DIGITAL CITIZEN INFORMATION SERVICES – A KNOWLEDGE MANAGEMENT EXPERIENCE FROM SPAIN
1 Universidad Autónoma de Tamaulipas (MEXICO)
2 Universitat de Girona (SPAIN)
About this paper:
Appears in:
INTED2010 Proceedings
Publication year: 2010
Pages: 938-949
ISBN: 978-84-613-5538-9
ISSN: 2340-1079
Conference name: 4th International Technology, Education and Development Conference
Dates: 8-10 March, 2010
Location: Valencia, Spain
Abstract:
The triple helix innovation is a process by which academia, government, and industry collaborate (i.e., engage in a process of mutually beneficial leveraging of resources) to create new knowledge, technology, or products and services that are transmitted to final users in fulfilment of a social need. Now, under the new 2.0 phenomenon, final users not only consume the knowledge, technology, or products and services but they use them to produce new goods and services.
More recently, the Quadruple-Helix model essentially extents the three main pillars of the Triple Helix with a new axis referred as the consumer, the market, or the people in the society. In this model, local agents, such as city halls, science and technology parks, as well as new technology-based companies, gain a more prominent role.
Citizen Information Services (CIS) is a term that encompasses all those names that NGOs and governments attach to public services such as: I&R, CAB, Citizen Attention Service (CAS), Central Information Point, Portal for citizens, etc The first social services orientated to the citizens were created in the USA in 1870 and were known as The Social Services Exchanges and consisted of maintaining a centralized file and confidential of the families and individuals through social agencies, in order to "ensure an information exchange for the aid to be adapted to real needs and detect impostors", these services have evolved and now known as Information and Referral (I & R).

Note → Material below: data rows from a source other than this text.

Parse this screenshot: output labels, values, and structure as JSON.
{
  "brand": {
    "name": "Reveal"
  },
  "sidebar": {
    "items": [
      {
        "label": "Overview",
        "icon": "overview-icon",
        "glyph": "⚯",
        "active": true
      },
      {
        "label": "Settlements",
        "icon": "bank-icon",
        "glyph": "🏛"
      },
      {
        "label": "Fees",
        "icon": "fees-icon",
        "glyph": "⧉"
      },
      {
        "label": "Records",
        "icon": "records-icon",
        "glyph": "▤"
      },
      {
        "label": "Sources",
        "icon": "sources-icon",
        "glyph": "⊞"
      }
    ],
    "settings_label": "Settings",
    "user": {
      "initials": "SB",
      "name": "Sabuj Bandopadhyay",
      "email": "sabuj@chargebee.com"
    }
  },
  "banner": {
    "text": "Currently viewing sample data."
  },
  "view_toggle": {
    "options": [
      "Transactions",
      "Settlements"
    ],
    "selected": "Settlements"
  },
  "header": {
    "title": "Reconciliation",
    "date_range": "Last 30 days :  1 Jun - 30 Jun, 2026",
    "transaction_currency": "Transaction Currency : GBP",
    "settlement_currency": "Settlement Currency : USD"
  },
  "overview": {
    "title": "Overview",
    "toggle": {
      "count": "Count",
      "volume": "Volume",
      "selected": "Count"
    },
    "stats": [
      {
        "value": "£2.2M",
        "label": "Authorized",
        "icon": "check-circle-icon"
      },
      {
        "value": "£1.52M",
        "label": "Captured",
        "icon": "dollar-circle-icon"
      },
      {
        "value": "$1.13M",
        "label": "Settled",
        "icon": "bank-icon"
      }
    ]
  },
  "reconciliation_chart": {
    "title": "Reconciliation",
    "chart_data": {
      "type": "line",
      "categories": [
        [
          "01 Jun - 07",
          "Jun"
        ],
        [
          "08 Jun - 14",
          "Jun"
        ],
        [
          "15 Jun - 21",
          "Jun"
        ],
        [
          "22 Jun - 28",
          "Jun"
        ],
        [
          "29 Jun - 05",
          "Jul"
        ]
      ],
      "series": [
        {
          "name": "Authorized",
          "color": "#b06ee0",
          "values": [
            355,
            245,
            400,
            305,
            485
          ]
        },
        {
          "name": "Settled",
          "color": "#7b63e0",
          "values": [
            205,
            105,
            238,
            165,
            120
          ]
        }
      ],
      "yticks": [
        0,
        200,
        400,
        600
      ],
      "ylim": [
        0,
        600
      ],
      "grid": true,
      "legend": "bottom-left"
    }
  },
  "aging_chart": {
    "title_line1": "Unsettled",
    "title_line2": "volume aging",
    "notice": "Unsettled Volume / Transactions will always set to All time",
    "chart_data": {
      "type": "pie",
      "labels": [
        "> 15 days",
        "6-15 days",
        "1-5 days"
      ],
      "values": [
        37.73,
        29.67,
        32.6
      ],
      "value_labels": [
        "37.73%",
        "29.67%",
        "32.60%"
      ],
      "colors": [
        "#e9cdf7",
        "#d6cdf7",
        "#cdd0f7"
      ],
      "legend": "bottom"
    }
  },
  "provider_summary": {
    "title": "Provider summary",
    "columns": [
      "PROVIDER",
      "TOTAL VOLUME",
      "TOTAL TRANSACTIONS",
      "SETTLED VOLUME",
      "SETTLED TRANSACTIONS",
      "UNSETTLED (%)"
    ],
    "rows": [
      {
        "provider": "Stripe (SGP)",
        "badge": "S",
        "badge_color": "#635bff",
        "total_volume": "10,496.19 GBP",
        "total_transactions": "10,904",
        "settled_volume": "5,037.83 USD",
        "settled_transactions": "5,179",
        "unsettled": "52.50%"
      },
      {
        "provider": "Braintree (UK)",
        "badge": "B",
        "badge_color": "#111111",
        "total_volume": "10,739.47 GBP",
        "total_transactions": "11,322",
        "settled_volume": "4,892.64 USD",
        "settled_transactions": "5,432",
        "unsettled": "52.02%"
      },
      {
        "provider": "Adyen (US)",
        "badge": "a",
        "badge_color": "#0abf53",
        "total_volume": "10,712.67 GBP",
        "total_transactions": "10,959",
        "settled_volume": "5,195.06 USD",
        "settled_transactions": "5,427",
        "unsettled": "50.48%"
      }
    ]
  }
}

World War II forced the UK to create the Citizens Advice Bureaus (CAB) that still operate in present. The Republic of Ireland has followed the steps and created the Citizens Information Board. Governments, following the trend of the model G2C (Government-to-Citizens) and with the support of the UE and ONU, develop strategies to provide better management of government through transparency and public access to information enabling the completion of paperwork and on-line consultations and, in some cases, the service is available 24 hours, 365 days a year.
In this paper we draft how would these services benefit of a Quadruple-helix approach. This paper uses the previously sketched framework with the purpose of illustrating emergent e-Government initiatives. More concretely, we aim to discuss citizen information services (CIS) from two main perspectives. First, a review on their history, technological and social background is described in order to explain the time-line conductive to the actual situation. Second, an impact evaluation process is proposed with the aim of enabling the implied parties –city halls and citizens- drawing the main implications of using such tools. Preliminary results point to a series of benefits such as cost reduction, improved service quality, work reduction, and enhanced end-user perceived quality and satisfaction.
As a methodology we use the case-study. This methodology fits better our research since case studies are rich, empirical descriptions of particular instances of a phenomenon. Moreover, cases can be historical accounts, but they are more likely to be contemporary descriptions of recent events. Concretely, we focus on iSAC (Virtual Citizens Attention Service) a project designed to diversify the capacity of local Information and Referral (I&R) Services and to improve the quality of such services, by using the latest scientific findings on ICTs. Keywords:
innovation, knowledge management, information services, icts, spain.